With the decline in hype about AI developments (especially LLMs like ChatGPT), the implementation of AI in many industries will again make stakeholders aware of the need to do their homework again.
What is that homework?
Implementing all the latest technological developments cannot be separated from the three pillars, namely People, Process, and Technology. We can see here that technology is only one of three main components. As long as the other two components are not upgraded, no matter how much investment is made, it will not have an impact on the company’s profit or revenue.
People – The Main Pillar of Every Organization
This is the most important component. Does every individual understand the impact of AI implementation on their work? It is necessary to provide a comprehensive understanding that the implementation of new technology will make their work easier and not replace workers. In fact, AI will help do repetitive and boring work so that workers can use their working hours to think about more strategic things.
Example: AI can help draft letters (or emails) based on thousands of official letters from the company so that the choice of words and the arrangement of sentences can follow the style of the company. In the retail context, for example, AI can personalize the customer shopping experience, while in the manufacturing sector, AI can be used for predictive maintenance that reduces machine downtime.
However, this only applies to companies with a passion for continuously improving the quality of the products and services they produce. Therefore, companies need to focus on training, technology literacy programs, and open communication so that each individual feels supported, not threatened.
Process – The Importance of Having an Adaptable System
This part is the most difficult challenge to implement, especially in large companies with a large number of employees. The many internal procedures that are already in place and the risk of failure make implementing new technology more complex.
Progressive companies usually start changes on a small scale (pilot projects) and monitor the results regularly. For example, a fintech company can test AI to detect fraud in small transactions before expanding its use to the entire system.

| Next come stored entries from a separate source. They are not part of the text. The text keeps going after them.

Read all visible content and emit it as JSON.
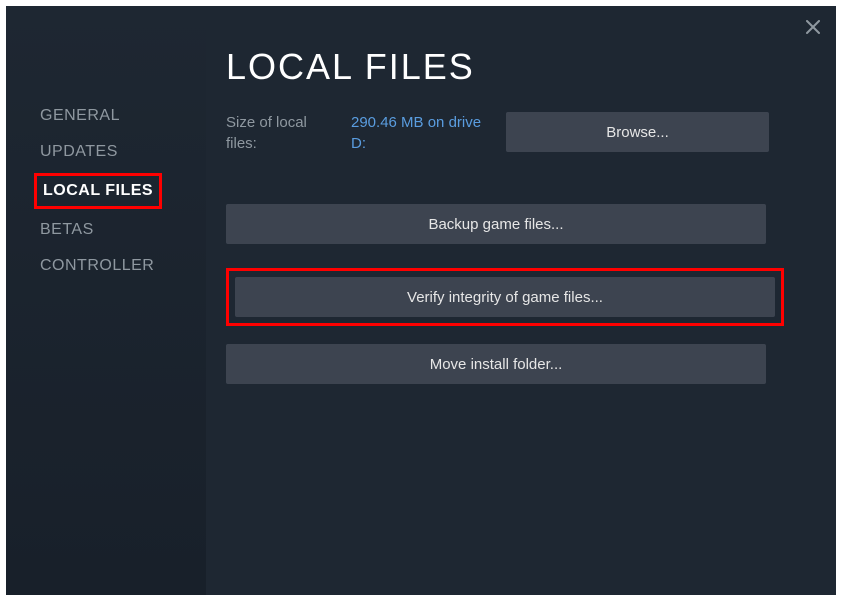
{
  "sidebar": {
    "items": [
      {
        "label": "GENERAL"
      },
      {
        "label": "UPDATES"
      },
      {
        "label": "LOCAL FILES"
      },
      {
        "label": "BETAS"
      },
      {
        "label": "CONTROLLER"
      }
    ]
  },
  "main": {
    "title": "LOCAL FILES",
    "size_label": "Size of local files:",
    "size_value": "290.46 MB on drive D:",
    "browse_label": "Browse...",
    "backup_label": "Backup game files...",
    "verify_label": "Verify integrity of game files...",
    "move_label": "Move install folder..."
  }
}
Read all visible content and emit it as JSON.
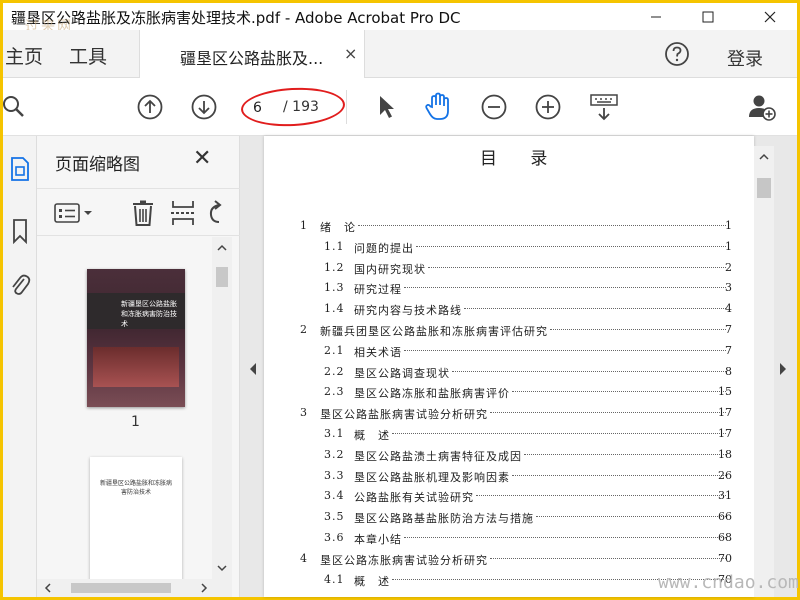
{
  "window": {
    "title": "疆垦区公路盐胀及冻胀病害处理技术.pdf - Adobe Acrobat Pro DC",
    "watermark": "过来网"
  },
  "tabbar": {
    "home_label": "主页",
    "tools_label": "工具",
    "doc_tab_label": "疆垦区公路盐胀及...",
    "close_glyph": "×",
    "login_label": "登录"
  },
  "toolbar": {
    "current_page": "6",
    "total_pages": "/ 193"
  },
  "thumbnail_panel": {
    "title": "页面缩略图",
    "close_glyph": "✕",
    "thumb1_title": "新疆垦区公路盐胀和冻胀病害防治技术",
    "thumb1_page": "1",
    "thumb2_title": "新疆垦区公路盐胀和冻胀病害防治技术"
  },
  "document": {
    "heading": "目 录",
    "toc": [
      {
        "level": 1,
        "num": "1",
        "title": "绪　论",
        "page": "1"
      },
      {
        "level": 2,
        "num": "1.1",
        "title": "问题的提出",
        "page": "1"
      },
      {
        "level": 2,
        "num": "1.2",
        "title": "国内研究现状",
        "page": "2"
      },
      {
        "level": 2,
        "num": "1.3",
        "title": "研究过程",
        "page": "3"
      },
      {
        "level": 2,
        "num": "1.4",
        "title": "研究内容与技术路线",
        "page": "4"
      },
      {
        "level": 1,
        "num": "2",
        "title": "新疆兵团垦区公路盐胀和冻胀病害评估研究",
        "page": "7"
      },
      {
        "level": 2,
        "num": "2.1",
        "title": "相关术语",
        "page": "7"
      },
      {
        "level": 2,
        "num": "2.2",
        "title": "垦区公路调查现状",
        "page": "8"
      },
      {
        "level": 2,
        "num": "2.3",
        "title": "垦区公路冻胀和盐胀病害评价",
        "page": "15"
      },
      {
        "level": 1,
        "num": "3",
        "title": "垦区公路盐胀病害试验分析研究",
        "page": "17"
      },
      {
        "level": 2,
        "num": "3.1",
        "title": "概　述",
        "page": "17"
      },
      {
        "level": 2,
        "num": "3.2",
        "title": "垦区公路盐渍土病害特征及成因",
        "page": "18"
      },
      {
        "level": 2,
        "num": "3.3",
        "title": "垦区公路盐胀机理及影响因素",
        "page": "26"
      },
      {
        "level": 2,
        "num": "3.4",
        "title": "公路盐胀有关试验研究",
        "page": "31"
      },
      {
        "level": 2,
        "num": "3.5",
        "title": "垦区公路路基盐胀防治方法与措施",
        "page": "66"
      },
      {
        "level": 2,
        "num": "3.6",
        "title": "本章小结",
        "page": "68"
      },
      {
        "level": 1,
        "num": "4",
        "title": "垦区公路冻胀病害试验分析研究",
        "page": "70"
      },
      {
        "level": 2,
        "num": "4.1",
        "title": "概　述",
        "page": "70"
      }
    ],
    "site_watermark": "www.cndao.com"
  },
  "colors": {
    "frame": "#f5c400",
    "annotation_ring": "#e11d1d",
    "accent_hand": "#1473e6"
  },
  "icons": {
    "toolbar": [
      "search-icon",
      "arrow-up-circle-icon",
      "arrow-down-circle-icon",
      "select-cursor-icon",
      "hand-icon",
      "zoom-out-icon",
      "zoom-in-icon",
      "keyboard-scroll-icon",
      "add-user-icon"
    ],
    "rail": [
      "page-thumbnails-icon",
      "bookmark-icon",
      "attachment-icon"
    ]
  }
}
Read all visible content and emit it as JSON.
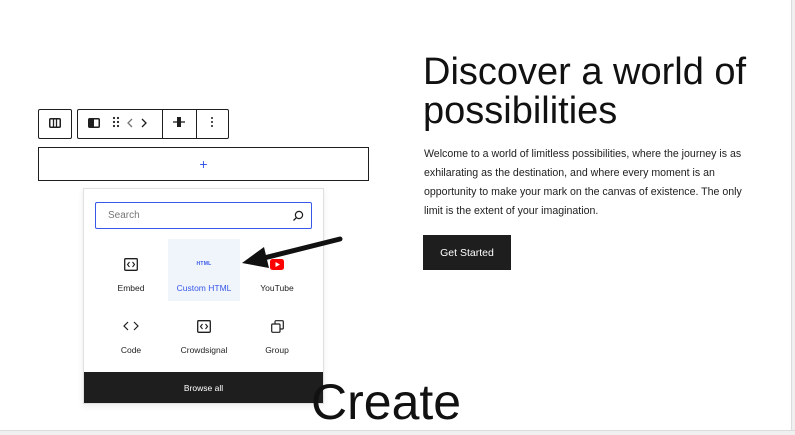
{
  "toolbar": {
    "parent_block_icon": "columns-icon",
    "block_type_icon": "column-icon",
    "drag_icon": "drag-handle-icon",
    "move_icon": "move-arrows-icon",
    "align_icon": "vertical-align-icon",
    "options_icon": "more-vertical-icon"
  },
  "appender": {
    "label": "+"
  },
  "inserter": {
    "search_placeholder": "Search",
    "blocks": [
      {
        "label": "Embed",
        "icon": "embed-icon"
      },
      {
        "label": "Custom HTML",
        "icon": "html-icon",
        "icon_text": "HTML",
        "active": true
      },
      {
        "label": "YouTube",
        "icon": "youtube-icon"
      },
      {
        "label": "Code",
        "icon": "code-icon"
      },
      {
        "label": "Crowdsignal",
        "icon": "crowdsignal-icon"
      },
      {
        "label": "Group",
        "icon": "group-icon"
      }
    ],
    "browse_all_label": "Browse all"
  },
  "hero": {
    "title": "Discover a world of possibilities",
    "body": "Welcome to a world of limitless possibilities, where the journey is as exhilarating as the destination, and where every moment is an opportunity to make your mark on the canvas of existence. The only limit is the extent of your imagination.",
    "cta_label": "Get Started"
  },
  "big_heading": "Create",
  "colors": {
    "accent": "#3858e9",
    "dark": "#1e1e1e",
    "youtube": "#ff0000"
  }
}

This process takes quite a long time (3-5 years) so it is very important to maintain expectations. In addition, the steps of change must include:
- Training Program: Providing training to employees on new procedures.

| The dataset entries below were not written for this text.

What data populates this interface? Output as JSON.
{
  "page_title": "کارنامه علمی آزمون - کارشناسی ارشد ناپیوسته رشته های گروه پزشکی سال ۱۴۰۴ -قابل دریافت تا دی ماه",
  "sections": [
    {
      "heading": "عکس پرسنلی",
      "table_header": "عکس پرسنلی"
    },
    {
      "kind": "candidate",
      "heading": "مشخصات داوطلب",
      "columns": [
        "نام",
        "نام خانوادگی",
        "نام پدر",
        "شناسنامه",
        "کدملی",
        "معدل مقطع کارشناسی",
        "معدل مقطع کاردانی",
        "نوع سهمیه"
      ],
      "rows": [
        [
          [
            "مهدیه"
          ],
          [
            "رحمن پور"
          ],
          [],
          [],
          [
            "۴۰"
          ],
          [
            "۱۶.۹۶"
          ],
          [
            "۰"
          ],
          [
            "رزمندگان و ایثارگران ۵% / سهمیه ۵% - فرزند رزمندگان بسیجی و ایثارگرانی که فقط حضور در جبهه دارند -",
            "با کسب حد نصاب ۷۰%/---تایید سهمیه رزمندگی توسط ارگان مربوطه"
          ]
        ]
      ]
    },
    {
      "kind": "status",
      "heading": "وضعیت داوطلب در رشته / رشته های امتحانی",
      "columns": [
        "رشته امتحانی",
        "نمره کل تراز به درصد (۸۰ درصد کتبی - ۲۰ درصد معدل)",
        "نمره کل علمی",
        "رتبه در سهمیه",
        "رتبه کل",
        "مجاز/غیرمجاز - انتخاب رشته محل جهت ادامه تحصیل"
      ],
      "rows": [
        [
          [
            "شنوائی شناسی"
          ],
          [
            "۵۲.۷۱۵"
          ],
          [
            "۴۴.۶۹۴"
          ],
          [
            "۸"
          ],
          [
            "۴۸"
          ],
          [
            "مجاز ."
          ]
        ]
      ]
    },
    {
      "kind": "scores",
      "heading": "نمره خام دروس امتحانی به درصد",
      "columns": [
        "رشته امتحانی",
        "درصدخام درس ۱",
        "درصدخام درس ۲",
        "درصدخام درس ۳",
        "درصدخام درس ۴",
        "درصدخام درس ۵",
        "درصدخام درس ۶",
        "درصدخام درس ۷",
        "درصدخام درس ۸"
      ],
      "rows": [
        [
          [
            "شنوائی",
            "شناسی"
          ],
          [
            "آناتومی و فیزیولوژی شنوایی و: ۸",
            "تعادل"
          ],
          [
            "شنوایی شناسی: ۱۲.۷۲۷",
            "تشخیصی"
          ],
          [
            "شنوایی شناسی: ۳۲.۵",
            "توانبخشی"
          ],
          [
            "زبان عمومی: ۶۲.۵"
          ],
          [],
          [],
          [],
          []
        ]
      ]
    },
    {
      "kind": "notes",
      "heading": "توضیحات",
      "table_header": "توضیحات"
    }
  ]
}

- Change Management: Building a dedicated team tasked with managing the transition and overcoming employee resistance.
- Monitoring & Feedback: Routinely measuring the effectiveness of change with clear KPIs.
Technology – Implement Technology After Having Clear Business Targets
If the company is not engaged in technology, it is very important to have adequate resources to implement AI effectively. This can be done by:
- Structured Recruitment: Forming an internal AI team gradually to ensure that knowledge related to AI can be owned by the company.
- Collaboration with Third Parties: Collaborating with consultants or technology vendors to accelerate implementation while conducting knowledge transfer.
Examples of technology applications:
- Banking: Using AI for customer segmentation or fraud detection.
- Logistics: AI for shipping route optimization.
- Smart City: AI in traffic management.
In addition, it is important to ensure that the technology adopted has high scalability and can adapt to future developments.
Emerging Trends in AI
Moving into 2025, some AI trends worth anticipating are
- Generative AI: Utilizing technology to create content more than text, such as images, sound or videos.
- AI at Edge Computing: Enabling real-time data processing in mobile device without reliance on the cloud.
- Autonomous Systems: Development of autonomous systems such as driverless vehicles.
This trend opens up new opportunities, but also requires readiness in three main pillars.
Ethical Considerations in AI
As AI adoption increases, ethical issues such as algorithm bias, transparency, and data privacy become increasingly crucial. Companies must ensure that:
- The data used is free from bias.
- The AI decision-making process is transparent and explainable.
- Customer privacy is protected according to applicable regulations.
Measuring AI Success
The success of AI implementation must be measured by clear KPIs, such as:
- Process Efficiency: Is the process faster or cheaper?
- Revenue Increase: Does AI have a direct impact on revenue growth?
- Customer Satisfaction: Do customers feel an increase in service quality?
Closing
These three concepts – People, Process, and Technology – will continue to be relevant, regardless of future technological developments. Collaboration across divisions is essential, and the board of directors must fully support any changes required for the long-term sustainability of the company.
As a first step, companies can conduct an AI readiness audit or hold cross-divisional workshops to identify opportunities for AI implementation. With a strategic approach, AI can be a powerful tool to drive innovation and business growth in 2025.